Verification concepts – Building on the UNSCOM/UNMOVIC experience

Project Period: 2005-2007
Funding: MacArthur Foundation
Project officer: Jan van Aken

The goal of this project was to compile, evaluate and summarise all concepts and methods used by the UN inspectors (UNSCOM and UNMOVIC) in inspecting and monitoring Iraq’s dual use capabilities in the biological field and to prepare a comprehensive compendium of state-of-the-art and “field-tested” technologies and methodologies for verification and monitoring in the biological field.

After analysing all concepts and methods used by UNSCOM and UNMOVIC in inspecting and monitoring Iraq’s capabilities in the biological field and condensing them into a “Lessons Learned” report, three verification methods were looked at in greater detail: export/import monitoring because it was a major source of information leading to the discovery of the Iraqi bioweapons programme in the mid-1990s, aerial surveillance because of its importance for inspection planning and preparation, and sampling and analysis because it was one of the most important tools to gather physical evidence for proscribed biological activities.

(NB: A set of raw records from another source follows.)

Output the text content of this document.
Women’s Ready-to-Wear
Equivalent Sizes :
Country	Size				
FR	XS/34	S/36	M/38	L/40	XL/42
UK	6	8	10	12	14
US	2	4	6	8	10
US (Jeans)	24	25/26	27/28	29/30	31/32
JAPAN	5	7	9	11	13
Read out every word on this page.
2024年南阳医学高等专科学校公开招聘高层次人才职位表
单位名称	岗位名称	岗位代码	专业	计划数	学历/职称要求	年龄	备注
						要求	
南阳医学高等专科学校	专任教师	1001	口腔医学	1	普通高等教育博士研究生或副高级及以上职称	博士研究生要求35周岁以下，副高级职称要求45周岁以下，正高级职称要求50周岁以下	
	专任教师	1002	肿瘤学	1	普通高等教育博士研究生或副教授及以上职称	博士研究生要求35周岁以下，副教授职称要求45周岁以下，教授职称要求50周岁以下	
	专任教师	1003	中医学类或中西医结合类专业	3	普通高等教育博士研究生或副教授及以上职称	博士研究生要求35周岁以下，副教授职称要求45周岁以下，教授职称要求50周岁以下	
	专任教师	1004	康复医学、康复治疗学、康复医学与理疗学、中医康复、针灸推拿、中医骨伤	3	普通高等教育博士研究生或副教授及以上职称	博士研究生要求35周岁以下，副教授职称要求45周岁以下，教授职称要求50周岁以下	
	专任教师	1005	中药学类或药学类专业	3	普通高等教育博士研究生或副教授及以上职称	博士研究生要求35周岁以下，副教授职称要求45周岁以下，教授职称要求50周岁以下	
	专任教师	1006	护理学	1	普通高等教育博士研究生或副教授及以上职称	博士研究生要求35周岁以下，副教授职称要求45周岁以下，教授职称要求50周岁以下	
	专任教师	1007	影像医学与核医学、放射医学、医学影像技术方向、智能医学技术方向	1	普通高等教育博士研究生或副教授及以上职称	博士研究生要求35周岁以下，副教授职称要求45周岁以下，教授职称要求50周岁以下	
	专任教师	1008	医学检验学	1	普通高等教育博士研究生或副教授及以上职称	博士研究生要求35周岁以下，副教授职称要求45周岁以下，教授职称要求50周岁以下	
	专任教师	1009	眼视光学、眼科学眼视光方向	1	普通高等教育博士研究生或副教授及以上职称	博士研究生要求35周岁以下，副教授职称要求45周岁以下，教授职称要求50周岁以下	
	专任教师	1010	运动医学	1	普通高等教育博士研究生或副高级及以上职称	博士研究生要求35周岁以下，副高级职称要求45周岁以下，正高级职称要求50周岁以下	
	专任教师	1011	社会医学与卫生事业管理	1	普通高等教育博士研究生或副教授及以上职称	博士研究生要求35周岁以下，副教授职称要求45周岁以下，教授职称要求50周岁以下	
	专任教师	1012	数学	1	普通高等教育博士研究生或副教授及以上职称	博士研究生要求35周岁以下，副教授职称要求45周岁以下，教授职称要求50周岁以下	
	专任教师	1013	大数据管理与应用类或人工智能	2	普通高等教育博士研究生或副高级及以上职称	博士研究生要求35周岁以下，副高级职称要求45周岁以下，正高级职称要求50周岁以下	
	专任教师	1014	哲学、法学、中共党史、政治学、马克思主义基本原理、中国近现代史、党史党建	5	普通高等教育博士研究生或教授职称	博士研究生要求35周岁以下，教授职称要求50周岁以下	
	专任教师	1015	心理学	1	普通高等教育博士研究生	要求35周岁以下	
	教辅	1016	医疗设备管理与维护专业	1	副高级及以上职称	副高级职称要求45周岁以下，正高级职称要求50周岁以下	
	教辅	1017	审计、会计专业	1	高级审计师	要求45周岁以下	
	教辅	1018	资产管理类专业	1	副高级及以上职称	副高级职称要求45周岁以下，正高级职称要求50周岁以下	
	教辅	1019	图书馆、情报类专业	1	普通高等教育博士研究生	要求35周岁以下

UN inspections in Iraq were a tremendous success story. In the biological area they uncovered the hidden bioweapons programme despite Iraqi efforts to conceal it, disarmed Iraq by destroying weapons and facilities and equipment used in the programme, and prevented the reestablishment of the programme. During their 17 years of existence, UNSCOM and UNMOVIC were working on a steep learning curve. Their experiences, successes and failures provide a treasure trove of lessons to be learned for future biological nonproliferation, disarmament, arms control and verification. The project contributed to preserving the knowledge accumulated by UNSCOM and UNMOVIC. This is particularly important because the formal mandate of UNMOVIC was terminated in June 2007 by UNSC Resolution 1762. Preserving the knowledge is also important for informing future monitoring activities in the biological field.